Oletha Jenkins, educator, carer of all
Dr. DaNine J. Fleming of Summerville absolutely glows when she talks about her paternal grandmother, Oletha Jones Jenkins.
“She was the ultimate grandmother. She cooked, cleaned, baked from scratch, her house was spotless, told you to ‘sit upstraight’ and never had a cross word,” Fleming smiles as she remembers.
“You could always smell fresh baked cookies when you pulled into the driveway!”
The fresh baked cookies that thrilled her grandchildren were but a small part of who Jenkins was, however.
Born in 1918 in the Sand Hill area, she grew up in the Givhans community. Being the daughter of a house maid (what was really an indentured servant, says Fleming) and a preacher, she was determined to continue her education. And she did. She was the first person in the Givhans community to earn a college degree.
Prior to that she attended Alston – the African American School – through the eighth grade and then attended Claflin in Orangeburg. She was the first to earn her master’s as well, which she earned at South Carolina State. Her degrees were in Education.
Jenkins became a teacher.
She started her teaching career in a one-room schoolhouse – The Canaan School in the late 1930s and early ‘40s. She officially taught kindergarten through eighth grade. But she actually taught anyone who could get there, regardless of how old. It was an all-black school but it had white students. They were the poorest of the poor whites and she welcomed them.
Then she became part of what was then the Dorchester School District and continued to teach for more than 30 years. She was an administrator the last 10 years of her career including at the then Givhans School, Canaan School and was Assistant Principal at Knightsville Elementary.
She worked alongside now Superintendent of Schools Joe Pye.
In the early 1980s she finally retired so she could devote herself full time to the care of her mother who resided in a hospital bed in Jenkins’ living room.

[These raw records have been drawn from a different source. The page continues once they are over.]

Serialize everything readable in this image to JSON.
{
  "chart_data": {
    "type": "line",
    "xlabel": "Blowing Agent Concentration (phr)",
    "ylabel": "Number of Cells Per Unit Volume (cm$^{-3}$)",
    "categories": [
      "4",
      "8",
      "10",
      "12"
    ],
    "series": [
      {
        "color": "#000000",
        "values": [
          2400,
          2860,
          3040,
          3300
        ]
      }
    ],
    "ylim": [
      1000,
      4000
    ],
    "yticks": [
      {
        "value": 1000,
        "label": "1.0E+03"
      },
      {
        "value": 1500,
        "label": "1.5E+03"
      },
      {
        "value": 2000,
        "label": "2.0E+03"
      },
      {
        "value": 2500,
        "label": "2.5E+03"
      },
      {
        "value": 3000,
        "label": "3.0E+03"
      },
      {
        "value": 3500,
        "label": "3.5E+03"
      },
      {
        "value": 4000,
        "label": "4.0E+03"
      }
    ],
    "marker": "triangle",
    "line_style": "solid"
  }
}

But teaching wasn’t her only contribution to her community. She served as Sunday School Superintendent and was a member of the United Methodist Women. She was also a member and Past Matron of Eastern Star.
“In church – Cannan United Methjodist in Givhans – she had every title but pastor,” laughs Fleming. She taught Sunday school, handled the budget and whenever there wasn’t enough money to pay for something, she quietly dipped into her own pocket.
But education was her passion. It was never if you go to college,” recalls Fleming, “it was when.” She was Assistant Principal when Fleming attended school. “I had to call her Mrs. Jenkins!”
“And she opened her home to everyone.”
Flemings says that was hard when she was young because she wanted her grandmother to herself. “But she taught so many people…she was an educator at the core in or out of school, always making sure every child had opportunities.
“I remember one time a boy at Alston was in the band,” she tells, and the band got to go somewhere important and he couldn’t afford to go. “That morning he was home crying and she and my grandfather drove up to the house and handed the uniform he couldn’t afford to buy and told him he was going.”
Jenkins used to do taxes for people, tutored school children and “was the ultimate wife.”
“She and my grandfather had that spark.”
Education, philanthropy, a lover of all are how Flemings describes her grandmother.
“You don’t do people the way they do you, you always do them good,” said Jenkins once when Fleming asked why she nice to someone who was rude to her. And that, says Fleming, is how she lived her life.
She was 86 when she died in 2005. She is buried alongside her husband of 31 years, Lawrence, and her mother at the Sand Hill Cemetery behind the old church.